METHODS : We retrospectively reviewed the HCV status of all patients followed at Cliniques Universitaires Saint-Luc, Brussels, Belgium, outpatient KT clinic between January 2014 and December 2018. We collected the clinical features of KTRs treated with DAAs during this period and calculated the annual prevalence of HCVv over this period.

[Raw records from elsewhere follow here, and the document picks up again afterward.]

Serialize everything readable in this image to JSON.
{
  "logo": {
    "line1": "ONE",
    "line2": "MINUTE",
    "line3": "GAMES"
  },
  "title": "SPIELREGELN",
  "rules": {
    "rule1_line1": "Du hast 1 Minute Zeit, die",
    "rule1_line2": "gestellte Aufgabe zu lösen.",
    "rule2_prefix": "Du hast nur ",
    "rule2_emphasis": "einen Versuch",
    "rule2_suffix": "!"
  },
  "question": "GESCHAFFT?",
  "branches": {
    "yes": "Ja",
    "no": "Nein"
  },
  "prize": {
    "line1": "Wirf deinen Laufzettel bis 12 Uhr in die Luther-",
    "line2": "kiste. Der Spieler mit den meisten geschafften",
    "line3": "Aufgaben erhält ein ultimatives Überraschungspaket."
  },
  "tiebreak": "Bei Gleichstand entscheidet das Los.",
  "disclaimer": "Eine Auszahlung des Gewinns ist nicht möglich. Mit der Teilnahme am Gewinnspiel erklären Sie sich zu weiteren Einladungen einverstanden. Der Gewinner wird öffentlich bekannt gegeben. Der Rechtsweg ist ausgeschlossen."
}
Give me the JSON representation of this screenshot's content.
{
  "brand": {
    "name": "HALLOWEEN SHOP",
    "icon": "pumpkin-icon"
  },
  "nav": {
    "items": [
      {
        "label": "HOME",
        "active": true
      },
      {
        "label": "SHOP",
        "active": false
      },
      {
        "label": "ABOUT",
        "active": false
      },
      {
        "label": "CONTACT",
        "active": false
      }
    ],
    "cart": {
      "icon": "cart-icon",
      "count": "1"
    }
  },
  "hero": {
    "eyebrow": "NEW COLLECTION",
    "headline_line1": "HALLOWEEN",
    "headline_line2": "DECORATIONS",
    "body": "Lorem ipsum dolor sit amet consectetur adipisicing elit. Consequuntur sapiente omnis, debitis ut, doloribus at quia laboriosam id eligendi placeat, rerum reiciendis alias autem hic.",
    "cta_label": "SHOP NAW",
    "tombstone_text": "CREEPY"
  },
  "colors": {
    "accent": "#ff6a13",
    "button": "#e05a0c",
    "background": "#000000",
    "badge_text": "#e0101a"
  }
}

RESULTS : Out of 1451 KTRs, 22 (1.52%) had HCVv in 2014 to 2018. From 2014 to 2018, the annual prevalence of HCVv dropped from 1.97% to 0.43%, (P < .001). Fourteen KTRs were treated with DAAs a median of 197 months (range: 5-374) after KT, mostly (79%) in 2017 after reimbursement restrictions of DAAs for KTRs in Belgium were removed. DAA treatment was safe with a sustained virological response rate at 12 weeks after treatment (SVR12) of 93%. Two patients died 14 months (lymphoma, despite SVR12) and 7 months (hepatocarcinoma, no SVR12) after DAAs initiation, respectively. Among HCVv KTRs not treated with DAAs (n = 8), 2 lost their graft, 5 died, and 1 is initiating therapy. The current prevalence of HCVv in the cohort is 0.08%, with a single patient currently on treatment.
CONCLUSIONS : Treatment with DAAs led to a dramatic decrease of HCVv prevalence in this KTR cohort. DAA use was safe and effective. Elimination of HCV is possible at KT clinics.